The Hallada brothers have turned it into an enterprise that pays the bills, keeps a roof over their head and employs three other young people who earn at least $15 an hour.
Todd Hallada earned a business degree from the University of Minnesota. A finance professor asked him to withdraw from a class because there would be too much writing. Hallada had a classmate in every class who would take notes and share them.
“When other kids were out on the weekends, I would study,” he said. “I had that teacher eating out of my hand. He gave me an A.”
Todd went on to earn a master’s degree from Bethel University. His brother earned a degree from North Hennepin Community College and Metro State University.
Todd Hallada has been selling on eBay for nearly 20 years.
“Selling on eBay has always been the largest part of our business,” he told the Shine Award judges. “EBay has a very strong core group of customers that will only go to this marketplace for their sports-card needs. ... Selling globally has actually given us the ability to sell soccer and hockey cards because there is a high demand overseas. We ship significant amounts of cards internationally every week. ...
“When I think back to how this business started with three packs of cards and $50. We put so much time and effort into such a small inventory. ... We can honestly say we built our business to the scale it is today, 99 cents at a time.”
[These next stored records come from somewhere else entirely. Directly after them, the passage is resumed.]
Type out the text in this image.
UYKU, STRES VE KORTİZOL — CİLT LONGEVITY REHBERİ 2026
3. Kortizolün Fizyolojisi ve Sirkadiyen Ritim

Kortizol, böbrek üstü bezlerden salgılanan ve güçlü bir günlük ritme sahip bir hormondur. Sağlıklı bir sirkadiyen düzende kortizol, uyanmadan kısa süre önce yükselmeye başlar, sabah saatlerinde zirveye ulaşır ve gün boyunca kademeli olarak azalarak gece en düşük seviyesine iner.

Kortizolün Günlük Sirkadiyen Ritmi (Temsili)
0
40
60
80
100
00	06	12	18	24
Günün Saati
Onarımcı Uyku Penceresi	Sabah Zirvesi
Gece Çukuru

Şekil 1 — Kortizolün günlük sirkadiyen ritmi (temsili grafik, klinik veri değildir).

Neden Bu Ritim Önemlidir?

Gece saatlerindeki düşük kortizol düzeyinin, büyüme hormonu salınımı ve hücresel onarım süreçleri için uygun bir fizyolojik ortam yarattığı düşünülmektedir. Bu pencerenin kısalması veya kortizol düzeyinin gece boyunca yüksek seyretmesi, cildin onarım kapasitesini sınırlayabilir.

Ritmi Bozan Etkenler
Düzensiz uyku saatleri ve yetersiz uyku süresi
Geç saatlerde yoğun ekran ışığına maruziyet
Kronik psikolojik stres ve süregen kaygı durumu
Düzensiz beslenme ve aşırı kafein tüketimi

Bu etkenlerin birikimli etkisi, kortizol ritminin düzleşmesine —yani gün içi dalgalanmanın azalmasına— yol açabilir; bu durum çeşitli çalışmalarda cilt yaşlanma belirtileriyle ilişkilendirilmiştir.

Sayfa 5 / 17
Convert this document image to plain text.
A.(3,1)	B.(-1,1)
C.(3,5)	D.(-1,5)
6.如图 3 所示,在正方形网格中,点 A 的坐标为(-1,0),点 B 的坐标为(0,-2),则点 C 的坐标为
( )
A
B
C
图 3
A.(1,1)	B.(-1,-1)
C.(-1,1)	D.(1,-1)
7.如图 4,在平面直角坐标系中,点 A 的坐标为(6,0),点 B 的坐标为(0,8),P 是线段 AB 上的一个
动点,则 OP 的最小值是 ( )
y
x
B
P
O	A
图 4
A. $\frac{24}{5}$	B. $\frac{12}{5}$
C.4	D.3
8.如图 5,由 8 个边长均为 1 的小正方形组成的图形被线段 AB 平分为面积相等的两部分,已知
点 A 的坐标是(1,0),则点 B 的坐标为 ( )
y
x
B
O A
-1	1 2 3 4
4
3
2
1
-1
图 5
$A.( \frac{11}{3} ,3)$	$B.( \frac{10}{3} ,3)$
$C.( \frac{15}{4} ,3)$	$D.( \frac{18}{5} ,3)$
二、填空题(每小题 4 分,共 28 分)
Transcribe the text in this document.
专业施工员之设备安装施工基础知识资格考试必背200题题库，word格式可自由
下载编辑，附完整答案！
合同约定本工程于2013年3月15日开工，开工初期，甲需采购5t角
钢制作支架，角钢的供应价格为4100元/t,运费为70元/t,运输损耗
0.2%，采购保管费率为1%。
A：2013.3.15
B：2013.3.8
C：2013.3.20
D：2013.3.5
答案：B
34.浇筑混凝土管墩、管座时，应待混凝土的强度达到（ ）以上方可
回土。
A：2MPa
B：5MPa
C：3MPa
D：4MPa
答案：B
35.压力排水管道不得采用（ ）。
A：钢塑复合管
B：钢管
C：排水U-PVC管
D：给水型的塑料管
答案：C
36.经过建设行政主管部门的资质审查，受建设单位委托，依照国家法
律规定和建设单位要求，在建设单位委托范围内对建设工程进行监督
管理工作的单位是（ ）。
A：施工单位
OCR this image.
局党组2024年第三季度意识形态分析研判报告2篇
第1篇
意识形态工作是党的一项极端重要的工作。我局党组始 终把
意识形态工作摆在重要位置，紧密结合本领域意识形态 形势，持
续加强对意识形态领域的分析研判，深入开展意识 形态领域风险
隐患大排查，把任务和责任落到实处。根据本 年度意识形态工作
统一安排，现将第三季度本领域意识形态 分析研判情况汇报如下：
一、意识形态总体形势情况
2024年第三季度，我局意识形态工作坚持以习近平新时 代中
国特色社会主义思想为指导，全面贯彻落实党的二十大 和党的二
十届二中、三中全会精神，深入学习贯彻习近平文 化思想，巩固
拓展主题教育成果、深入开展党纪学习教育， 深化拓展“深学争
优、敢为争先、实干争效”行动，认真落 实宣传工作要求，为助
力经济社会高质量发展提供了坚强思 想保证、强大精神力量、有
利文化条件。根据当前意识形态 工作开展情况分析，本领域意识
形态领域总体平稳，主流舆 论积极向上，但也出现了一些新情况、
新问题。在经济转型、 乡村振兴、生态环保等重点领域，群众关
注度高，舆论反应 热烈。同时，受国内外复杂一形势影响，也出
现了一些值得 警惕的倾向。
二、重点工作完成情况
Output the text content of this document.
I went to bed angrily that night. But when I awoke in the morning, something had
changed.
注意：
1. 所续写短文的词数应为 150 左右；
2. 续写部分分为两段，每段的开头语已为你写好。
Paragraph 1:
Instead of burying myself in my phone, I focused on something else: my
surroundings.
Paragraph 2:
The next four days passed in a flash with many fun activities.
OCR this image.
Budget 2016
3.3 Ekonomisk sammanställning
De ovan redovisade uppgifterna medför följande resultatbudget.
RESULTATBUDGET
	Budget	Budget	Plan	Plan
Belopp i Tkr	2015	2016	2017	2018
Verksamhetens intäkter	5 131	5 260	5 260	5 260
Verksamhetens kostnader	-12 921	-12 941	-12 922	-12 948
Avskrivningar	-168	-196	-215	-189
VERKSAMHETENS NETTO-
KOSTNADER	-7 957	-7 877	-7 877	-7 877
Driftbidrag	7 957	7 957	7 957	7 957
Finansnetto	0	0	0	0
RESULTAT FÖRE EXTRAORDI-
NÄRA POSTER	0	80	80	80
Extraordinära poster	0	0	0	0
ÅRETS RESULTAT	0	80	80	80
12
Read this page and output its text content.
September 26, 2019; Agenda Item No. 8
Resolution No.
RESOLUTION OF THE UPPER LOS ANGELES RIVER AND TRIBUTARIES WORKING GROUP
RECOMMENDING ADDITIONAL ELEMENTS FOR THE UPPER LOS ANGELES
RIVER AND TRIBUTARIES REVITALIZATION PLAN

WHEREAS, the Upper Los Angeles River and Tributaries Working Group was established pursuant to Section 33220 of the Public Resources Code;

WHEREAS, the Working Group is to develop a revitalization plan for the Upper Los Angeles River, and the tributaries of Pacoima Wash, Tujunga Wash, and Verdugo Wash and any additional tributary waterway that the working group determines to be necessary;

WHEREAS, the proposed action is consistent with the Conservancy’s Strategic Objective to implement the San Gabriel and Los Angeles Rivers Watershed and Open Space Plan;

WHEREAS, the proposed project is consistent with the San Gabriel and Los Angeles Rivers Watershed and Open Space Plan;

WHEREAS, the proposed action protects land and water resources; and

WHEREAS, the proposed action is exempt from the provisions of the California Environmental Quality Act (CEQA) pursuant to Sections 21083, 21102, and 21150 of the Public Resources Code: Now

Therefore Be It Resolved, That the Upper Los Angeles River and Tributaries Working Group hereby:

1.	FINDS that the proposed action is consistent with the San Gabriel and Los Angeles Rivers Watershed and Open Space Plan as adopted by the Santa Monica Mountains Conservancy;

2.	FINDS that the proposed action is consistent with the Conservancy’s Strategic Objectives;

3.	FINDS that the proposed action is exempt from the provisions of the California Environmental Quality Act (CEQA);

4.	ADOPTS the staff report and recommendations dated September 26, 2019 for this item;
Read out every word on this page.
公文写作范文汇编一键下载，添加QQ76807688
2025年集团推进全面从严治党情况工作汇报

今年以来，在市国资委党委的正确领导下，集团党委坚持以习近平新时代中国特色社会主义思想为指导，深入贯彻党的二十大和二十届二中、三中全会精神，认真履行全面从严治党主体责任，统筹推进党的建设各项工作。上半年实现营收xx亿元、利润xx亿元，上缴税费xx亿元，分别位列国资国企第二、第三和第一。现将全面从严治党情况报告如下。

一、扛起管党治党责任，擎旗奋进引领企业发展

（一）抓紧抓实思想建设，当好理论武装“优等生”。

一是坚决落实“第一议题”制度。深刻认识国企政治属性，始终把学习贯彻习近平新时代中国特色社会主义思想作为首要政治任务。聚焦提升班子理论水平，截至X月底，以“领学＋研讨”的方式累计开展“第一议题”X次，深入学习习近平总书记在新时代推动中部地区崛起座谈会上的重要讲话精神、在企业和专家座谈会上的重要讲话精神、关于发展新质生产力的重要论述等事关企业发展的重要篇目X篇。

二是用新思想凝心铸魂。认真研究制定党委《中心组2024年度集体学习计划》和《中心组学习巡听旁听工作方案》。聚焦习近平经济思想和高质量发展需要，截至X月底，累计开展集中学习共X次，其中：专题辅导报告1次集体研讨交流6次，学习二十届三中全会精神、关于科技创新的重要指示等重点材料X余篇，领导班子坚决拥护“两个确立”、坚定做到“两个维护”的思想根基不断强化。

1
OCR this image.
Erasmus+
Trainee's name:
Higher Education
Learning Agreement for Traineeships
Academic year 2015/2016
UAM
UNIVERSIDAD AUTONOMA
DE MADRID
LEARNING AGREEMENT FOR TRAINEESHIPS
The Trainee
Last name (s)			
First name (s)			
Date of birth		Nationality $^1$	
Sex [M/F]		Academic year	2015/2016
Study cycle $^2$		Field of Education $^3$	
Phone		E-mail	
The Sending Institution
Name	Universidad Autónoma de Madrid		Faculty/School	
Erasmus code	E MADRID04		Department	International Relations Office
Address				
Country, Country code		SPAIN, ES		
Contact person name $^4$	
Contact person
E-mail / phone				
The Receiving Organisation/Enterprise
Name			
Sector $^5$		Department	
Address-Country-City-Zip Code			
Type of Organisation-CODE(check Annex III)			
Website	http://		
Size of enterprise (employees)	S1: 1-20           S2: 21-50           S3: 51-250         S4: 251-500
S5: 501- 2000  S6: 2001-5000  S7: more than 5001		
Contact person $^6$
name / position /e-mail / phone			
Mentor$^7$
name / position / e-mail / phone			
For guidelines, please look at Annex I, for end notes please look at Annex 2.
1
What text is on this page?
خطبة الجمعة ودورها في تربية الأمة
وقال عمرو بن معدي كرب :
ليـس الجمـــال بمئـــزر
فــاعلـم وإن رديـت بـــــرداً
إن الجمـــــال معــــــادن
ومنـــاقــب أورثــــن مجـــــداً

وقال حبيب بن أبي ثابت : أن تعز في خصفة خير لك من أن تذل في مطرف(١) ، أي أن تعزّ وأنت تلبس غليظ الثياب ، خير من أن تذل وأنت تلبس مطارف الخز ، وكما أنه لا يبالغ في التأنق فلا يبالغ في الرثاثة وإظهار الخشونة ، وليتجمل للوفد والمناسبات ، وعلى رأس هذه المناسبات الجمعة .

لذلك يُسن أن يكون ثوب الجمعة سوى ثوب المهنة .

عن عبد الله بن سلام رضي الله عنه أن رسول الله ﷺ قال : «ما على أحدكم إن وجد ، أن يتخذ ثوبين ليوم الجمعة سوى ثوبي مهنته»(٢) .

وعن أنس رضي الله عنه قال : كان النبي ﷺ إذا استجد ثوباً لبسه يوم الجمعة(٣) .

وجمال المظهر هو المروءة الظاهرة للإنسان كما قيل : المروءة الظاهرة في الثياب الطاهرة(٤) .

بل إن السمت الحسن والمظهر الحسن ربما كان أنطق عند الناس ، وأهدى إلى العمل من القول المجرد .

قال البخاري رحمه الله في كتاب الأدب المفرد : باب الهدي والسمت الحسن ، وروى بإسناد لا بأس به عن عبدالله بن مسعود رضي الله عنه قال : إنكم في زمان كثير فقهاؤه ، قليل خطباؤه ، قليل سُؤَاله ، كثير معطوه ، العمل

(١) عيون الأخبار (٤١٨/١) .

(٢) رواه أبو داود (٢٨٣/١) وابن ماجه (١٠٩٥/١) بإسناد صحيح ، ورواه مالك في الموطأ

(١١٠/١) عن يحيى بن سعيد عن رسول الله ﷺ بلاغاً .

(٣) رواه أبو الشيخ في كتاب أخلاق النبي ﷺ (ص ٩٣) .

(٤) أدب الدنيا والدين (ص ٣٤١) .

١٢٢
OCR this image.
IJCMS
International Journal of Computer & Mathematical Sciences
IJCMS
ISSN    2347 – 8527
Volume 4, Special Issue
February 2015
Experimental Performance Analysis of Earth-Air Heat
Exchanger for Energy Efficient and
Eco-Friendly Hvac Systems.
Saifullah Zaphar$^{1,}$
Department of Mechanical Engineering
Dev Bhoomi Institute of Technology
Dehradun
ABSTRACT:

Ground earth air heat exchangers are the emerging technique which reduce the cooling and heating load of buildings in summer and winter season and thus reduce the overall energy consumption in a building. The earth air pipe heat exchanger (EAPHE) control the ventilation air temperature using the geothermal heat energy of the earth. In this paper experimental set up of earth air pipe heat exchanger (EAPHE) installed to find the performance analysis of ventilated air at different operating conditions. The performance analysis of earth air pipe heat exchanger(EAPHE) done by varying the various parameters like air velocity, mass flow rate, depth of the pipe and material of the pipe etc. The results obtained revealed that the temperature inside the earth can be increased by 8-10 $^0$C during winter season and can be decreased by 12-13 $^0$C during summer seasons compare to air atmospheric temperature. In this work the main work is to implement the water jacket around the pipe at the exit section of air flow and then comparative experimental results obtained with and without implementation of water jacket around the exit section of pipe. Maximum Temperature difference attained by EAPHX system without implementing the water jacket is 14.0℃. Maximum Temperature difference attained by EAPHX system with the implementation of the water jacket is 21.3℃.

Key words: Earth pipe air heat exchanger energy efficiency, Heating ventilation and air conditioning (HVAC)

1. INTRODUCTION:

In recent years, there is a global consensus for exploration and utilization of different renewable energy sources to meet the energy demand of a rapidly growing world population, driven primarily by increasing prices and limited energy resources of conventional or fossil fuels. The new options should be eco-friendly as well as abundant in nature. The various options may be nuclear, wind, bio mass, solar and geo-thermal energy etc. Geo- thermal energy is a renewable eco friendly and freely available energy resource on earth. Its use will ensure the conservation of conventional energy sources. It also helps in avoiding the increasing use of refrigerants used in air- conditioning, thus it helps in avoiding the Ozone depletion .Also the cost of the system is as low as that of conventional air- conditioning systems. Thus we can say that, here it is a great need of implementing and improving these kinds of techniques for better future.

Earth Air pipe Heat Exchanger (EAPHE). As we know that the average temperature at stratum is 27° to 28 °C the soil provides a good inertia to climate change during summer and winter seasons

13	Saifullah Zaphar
2Bros has risen to be one of eBay’s top sellers of sports cards. Some still go for 99 cents. Only the volume generated has allowed 2Bros to acquire cards for as little as a nickel apiece. That’s a nice gross margin.
The early success at the Northtown store, which sells sports cards, bobbleheads, framed jerseys and other sports novelties, has inspired Todd Hallada to open a kiosk at the Mall of America this holiday season.
“Tomorrow is not guaranteed,” he said. “We don’t know if we will be successful, but what has gotten us to this point is our mentality.”